Normal şartlarda Yoonmin çifti ile başlardım ama fic'in baş karakterleri onlar olduğu için en son onları yazacağım. Lütfen bana kızmayın bebeklerim. 🙏
O zaman ilk güzel çiftimiz ile başlayalım.
Bu arada ateş bizi çağırıyor. Yanmaya hazır olun. 🔥😂
Keyifli okumalar...
Namseok
Hoseok hala inanamıyordu. Bu noktada olduğuna,Namjoon'un onu sevdiğine, sevgili olduklarına...
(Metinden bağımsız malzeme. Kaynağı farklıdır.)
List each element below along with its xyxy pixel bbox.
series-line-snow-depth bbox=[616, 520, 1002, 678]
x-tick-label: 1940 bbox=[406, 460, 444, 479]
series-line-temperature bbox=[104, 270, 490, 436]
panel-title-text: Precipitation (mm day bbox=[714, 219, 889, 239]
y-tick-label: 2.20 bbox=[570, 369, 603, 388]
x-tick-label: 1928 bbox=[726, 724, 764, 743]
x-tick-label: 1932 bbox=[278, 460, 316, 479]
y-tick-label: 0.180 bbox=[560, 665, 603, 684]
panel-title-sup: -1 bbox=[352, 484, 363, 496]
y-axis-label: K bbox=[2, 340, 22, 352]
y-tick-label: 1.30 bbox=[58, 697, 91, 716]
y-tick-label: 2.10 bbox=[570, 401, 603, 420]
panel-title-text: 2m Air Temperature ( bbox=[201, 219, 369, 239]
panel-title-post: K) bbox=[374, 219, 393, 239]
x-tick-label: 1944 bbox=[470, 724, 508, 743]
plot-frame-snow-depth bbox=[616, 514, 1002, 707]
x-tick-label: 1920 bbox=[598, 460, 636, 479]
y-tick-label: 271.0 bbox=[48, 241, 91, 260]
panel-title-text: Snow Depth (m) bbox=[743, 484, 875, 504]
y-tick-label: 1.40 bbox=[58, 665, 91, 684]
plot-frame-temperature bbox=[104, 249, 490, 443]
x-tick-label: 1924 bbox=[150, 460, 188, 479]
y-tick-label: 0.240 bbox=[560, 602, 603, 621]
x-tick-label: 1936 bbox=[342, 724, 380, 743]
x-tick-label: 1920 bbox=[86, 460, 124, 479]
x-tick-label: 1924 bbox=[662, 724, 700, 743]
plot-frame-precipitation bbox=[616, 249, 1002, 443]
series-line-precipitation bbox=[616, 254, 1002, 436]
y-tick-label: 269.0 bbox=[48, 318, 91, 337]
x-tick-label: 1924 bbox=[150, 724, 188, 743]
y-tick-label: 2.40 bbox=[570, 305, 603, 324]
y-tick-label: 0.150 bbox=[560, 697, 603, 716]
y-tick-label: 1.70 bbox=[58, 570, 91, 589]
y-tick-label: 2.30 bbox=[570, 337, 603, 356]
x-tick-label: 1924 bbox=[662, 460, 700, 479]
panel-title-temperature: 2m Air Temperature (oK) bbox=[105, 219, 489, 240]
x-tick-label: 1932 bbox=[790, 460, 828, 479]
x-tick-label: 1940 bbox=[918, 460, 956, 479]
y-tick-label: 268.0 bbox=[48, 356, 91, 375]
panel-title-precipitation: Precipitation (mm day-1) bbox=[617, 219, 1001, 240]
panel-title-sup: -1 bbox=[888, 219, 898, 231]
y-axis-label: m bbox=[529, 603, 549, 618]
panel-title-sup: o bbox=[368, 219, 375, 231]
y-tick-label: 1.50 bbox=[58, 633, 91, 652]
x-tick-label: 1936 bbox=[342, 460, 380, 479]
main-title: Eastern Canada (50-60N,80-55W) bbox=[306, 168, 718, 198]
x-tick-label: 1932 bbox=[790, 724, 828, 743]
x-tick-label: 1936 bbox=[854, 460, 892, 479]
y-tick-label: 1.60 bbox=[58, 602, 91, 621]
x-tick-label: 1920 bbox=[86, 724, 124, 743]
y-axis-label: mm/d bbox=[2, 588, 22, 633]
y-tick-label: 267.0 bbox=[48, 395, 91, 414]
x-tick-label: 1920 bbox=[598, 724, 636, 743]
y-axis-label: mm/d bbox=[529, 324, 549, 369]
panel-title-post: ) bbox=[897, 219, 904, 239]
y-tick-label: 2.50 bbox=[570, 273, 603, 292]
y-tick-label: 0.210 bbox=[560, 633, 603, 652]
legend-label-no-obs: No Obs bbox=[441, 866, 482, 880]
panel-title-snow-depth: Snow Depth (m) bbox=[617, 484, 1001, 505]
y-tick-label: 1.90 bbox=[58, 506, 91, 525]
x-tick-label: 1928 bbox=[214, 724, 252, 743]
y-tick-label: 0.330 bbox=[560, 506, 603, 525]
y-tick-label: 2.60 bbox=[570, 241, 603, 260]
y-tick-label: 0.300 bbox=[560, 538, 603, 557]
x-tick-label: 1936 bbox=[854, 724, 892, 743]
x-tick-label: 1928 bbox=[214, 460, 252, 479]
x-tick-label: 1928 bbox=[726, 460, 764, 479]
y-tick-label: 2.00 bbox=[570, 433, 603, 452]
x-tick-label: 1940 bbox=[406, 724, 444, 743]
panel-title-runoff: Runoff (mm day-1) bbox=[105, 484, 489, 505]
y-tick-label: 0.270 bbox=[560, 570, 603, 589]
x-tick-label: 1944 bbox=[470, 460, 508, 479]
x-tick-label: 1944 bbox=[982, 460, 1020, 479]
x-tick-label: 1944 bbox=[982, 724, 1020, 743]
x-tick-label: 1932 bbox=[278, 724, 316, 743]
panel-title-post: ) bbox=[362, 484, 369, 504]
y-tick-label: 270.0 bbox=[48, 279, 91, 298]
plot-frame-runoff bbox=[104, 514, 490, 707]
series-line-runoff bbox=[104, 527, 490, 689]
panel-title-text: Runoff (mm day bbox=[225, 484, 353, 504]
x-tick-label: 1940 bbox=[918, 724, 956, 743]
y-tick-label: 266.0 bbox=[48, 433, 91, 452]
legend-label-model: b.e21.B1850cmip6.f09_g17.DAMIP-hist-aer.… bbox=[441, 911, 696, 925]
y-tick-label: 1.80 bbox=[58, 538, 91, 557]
İlk günden ümidini kesmişti çünkü. Yaşadığı talihsiz şeylerin onun açısından kötü olacağını düşünmüştü. Aslında birazcık haklıydı da. Yoongi olmasaydı muhtemelen düşündüğünü yaşıyor olurdu.
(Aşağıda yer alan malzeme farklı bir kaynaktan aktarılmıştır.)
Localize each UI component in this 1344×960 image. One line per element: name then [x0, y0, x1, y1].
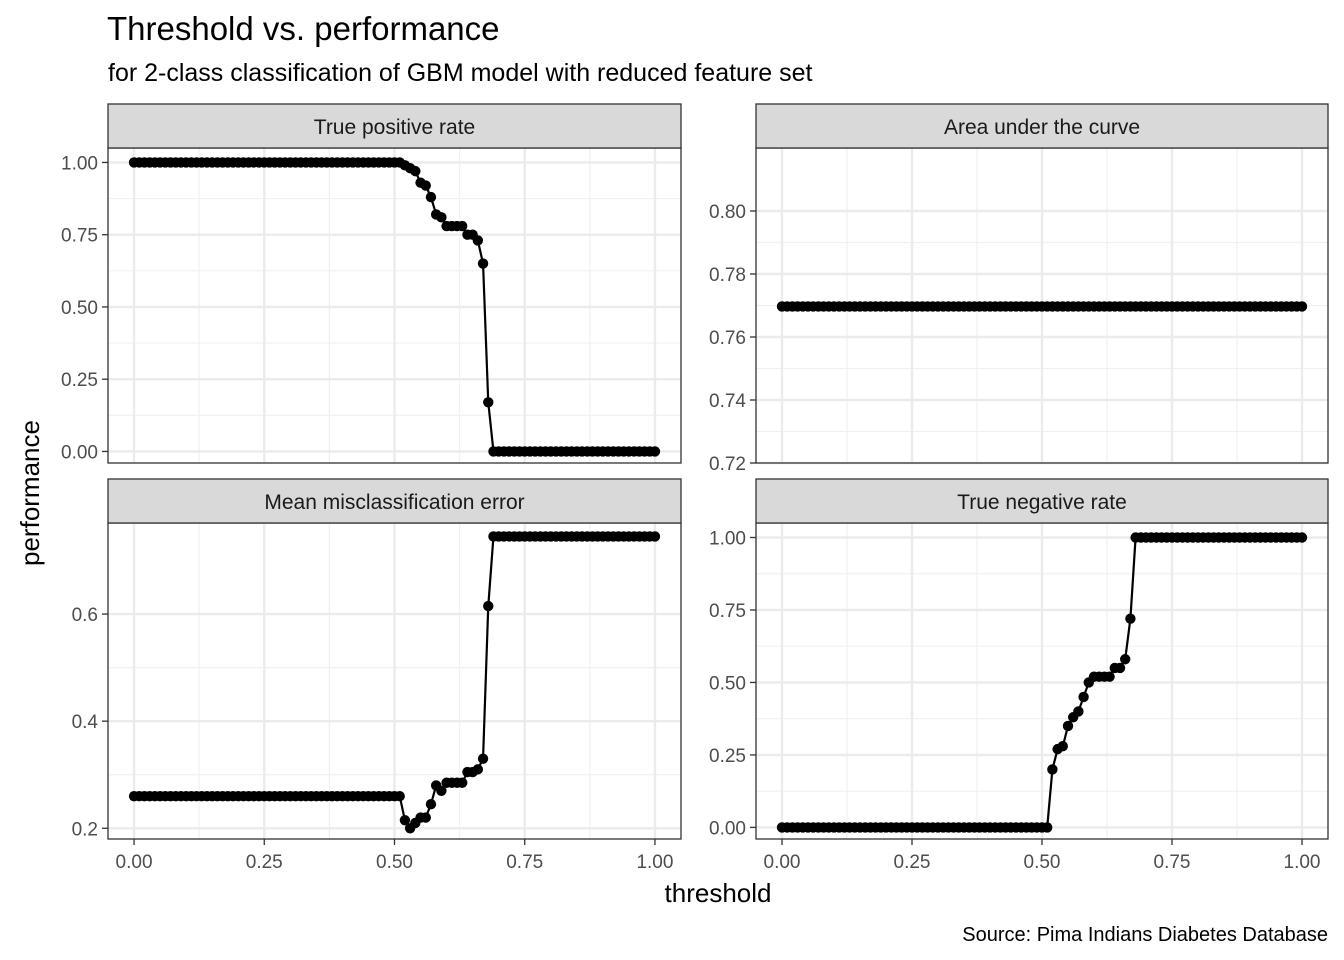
panel-1: True positive rate 0.00 0.25 0.50 0.75 1.00: [61, 103, 682, 464]
data-point: [1296, 532, 1308, 543]
data-point: [436, 212, 447, 223]
data-point: [649, 531, 661, 542]
panel-3: Mean misclassification error 0.2 0.4 0.6 0.0…: [72, 478, 682, 873]
data-point: [394, 790, 405, 802]
x-axis-title: threshold: [665, 878, 772, 908]
strip-background: [755, 103, 1329, 149]
y-axis-title: performance: [15, 420, 45, 566]
y-tick-label: 0.25: [709, 746, 746, 767]
data-point: [1296, 301, 1308, 312]
y-tick-label: 0.78: [709, 265, 746, 286]
data-point: [457, 220, 468, 232]
data-point: [1062, 720, 1074, 732]
x-tick-label: 0.75: [506, 852, 543, 873]
data-point: [420, 812, 431, 823]
y-tick-label: 0.72: [709, 454, 746, 475]
data-point: [1073, 706, 1084, 717]
data-point: [477, 753, 489, 764]
data-point: [1047, 764, 1058, 775]
data-point: [1057, 741, 1069, 752]
y-tick-label: 0.4: [72, 712, 99, 733]
x-tick-label: 0.75: [1154, 852, 1191, 873]
x-tick-label: 0.25: [246, 852, 283, 873]
data-point: [1114, 662, 1126, 674]
chart-subtitle: for 2-class classification of GBM model …: [108, 59, 813, 87]
strip-label: True positive rate: [314, 116, 475, 139]
chart-caption: Source: Pima Indians Diabetes Database: [962, 924, 1328, 946]
facet-panels: True positive rate 0.00 0.25 0.50 0.75 1.00 Ar…: [61, 103, 1329, 873]
y-tick-label: 0.25: [61, 370, 98, 391]
y-tick-label: 0.50: [709, 673, 746, 694]
y-tick-label: 0.74: [709, 391, 746, 412]
panel-2: Area under the curve 0.72 0.74 0.76 0.78 0.80: [709, 103, 1329, 475]
data-point: [1078, 691, 1089, 703]
y-tick-label: 1.00: [61, 153, 98, 174]
data-point: [425, 191, 437, 203]
data-point: [1125, 613, 1136, 624]
data-point: [436, 785, 447, 796]
strip-background: [755, 478, 1329, 524]
x-tick-label: 0.25: [894, 852, 931, 873]
data-point: [472, 235, 484, 246]
y-tick-label: 0.6: [72, 605, 98, 626]
y-tick-label: 0.2: [72, 819, 98, 840]
strip-label: Area under the curve: [944, 116, 1140, 139]
chart-title: Threshold vs. performance: [107, 10, 500, 47]
y-tick-label: 0.80: [709, 202, 746, 223]
panel-4: True negative rate 0.00 0.25 0.50 0.75 1.00 0.…: [709, 478, 1329, 873]
data-point: [420, 180, 431, 191]
data-point: [1120, 654, 1131, 665]
data-point: [410, 165, 421, 177]
strip-label: True negative rate: [957, 491, 1127, 514]
y-tick-label: 0.50: [61, 298, 98, 319]
y-tick-label: 0.00: [61, 442, 98, 463]
y-tick-label: 0.75: [709, 601, 746, 622]
x-tick-label: 0.50: [1024, 852, 1061, 873]
x-tick-label: 0.50: [376, 852, 413, 873]
data-point: [1042, 822, 1053, 833]
strip-background: [107, 478, 682, 524]
data-point: [1104, 671, 1115, 682]
data-point: [483, 600, 494, 612]
x-tick-label: 0.00: [116, 852, 153, 873]
data-point: [425, 798, 437, 810]
data-point: [457, 777, 468, 788]
x-tick-label: 0.00: [764, 852, 801, 873]
y-tick-label: 0.76: [709, 328, 746, 349]
strip-label: Mean misclassification error: [264, 491, 524, 514]
data-point: [399, 815, 411, 826]
data-point: [649, 446, 661, 457]
x-tick-label: 1.00: [1284, 852, 1321, 873]
y-tick-label: 1.00: [709, 528, 746, 549]
data-point: [472, 764, 484, 775]
data-point: [483, 397, 494, 408]
y-tick-label: 0.75: [61, 226, 98, 247]
x-tick-label: 1.00: [636, 852, 673, 873]
y-tick-label: 0.00: [709, 818, 746, 839]
strip-background: [107, 103, 682, 149]
data-point: [477, 258, 489, 269]
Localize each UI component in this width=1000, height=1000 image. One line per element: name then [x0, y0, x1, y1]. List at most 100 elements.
Kendine kızgındı bi yandan. Arkadaşının arkasından iş çevirmişti, onu üzmüştü. Ona bir şey olsa kendini asla afdedemezdi biliyordu. Fakat şans yüzüne gülmüştü ve her şey yoluna girmişti bi şekilde.
Bu hikayede sanırım herkes Jimin'e büyük bir teşekkür borçluydu. Onun sayesinde aradığı insanı bulmuş ve yine onun sayesinde şu an onun kollarına gidiyordu.
Namjoon onu ilk öptüğünde kalbi çıkacakmış gibi hissetmişti. Başka bir sakarlık yapıp anı mahvetmek istemediği için öylece durmuştu. Kıpırdamamıştı bile. Şimdi ona giderken de neler olacağını biliyordu. Bu kez durmayacaktı, karşısındakinin bedeninde soluklanacaktı ve bundan zerre pişman olmayacaktı.
Adımları daha da hızlanırken içindeki heyecan kat be kat artıyordu. Hayatında bu kadar mutlu hissettiği başka an var mıydı?
Aslında yoktu.
Nihayet Namjoon'un evinin önüne geldiğinde onu aramış ve kapıyı açmasını beklerken de panik halinde sağa sola yürümeye başlamıştı.
Ve işte o an.
Karşısında uzun esmer teniyle,üzerindeki basketçi atleti, altındaki bol şortu, turkuaz saçlarıyla aşık olduğu adam karşısındaydı.
Heyecandan yerinde duramayan bedeni Namjoon'u gördüğünde buz kesmişti adeta. İnanamıyordu. Bu adamın onun olduğuna hala inanmıyordu.
"Sevgilim."
Dökülmüştü dudaklarından bu kelime. Namjoon ona her sevgilim dediğinde onun tarafından sevilmenin tadına varıyordu iliklerine kadar. Tanrı'ya minnettar oluyordu.
"Namu'm"
Bu hitapsa Namjoon'un bitiş anıydı. Karşısındakine bakarken göz bebekleri titriyordu ve zaman yavaşlıyordu sanki.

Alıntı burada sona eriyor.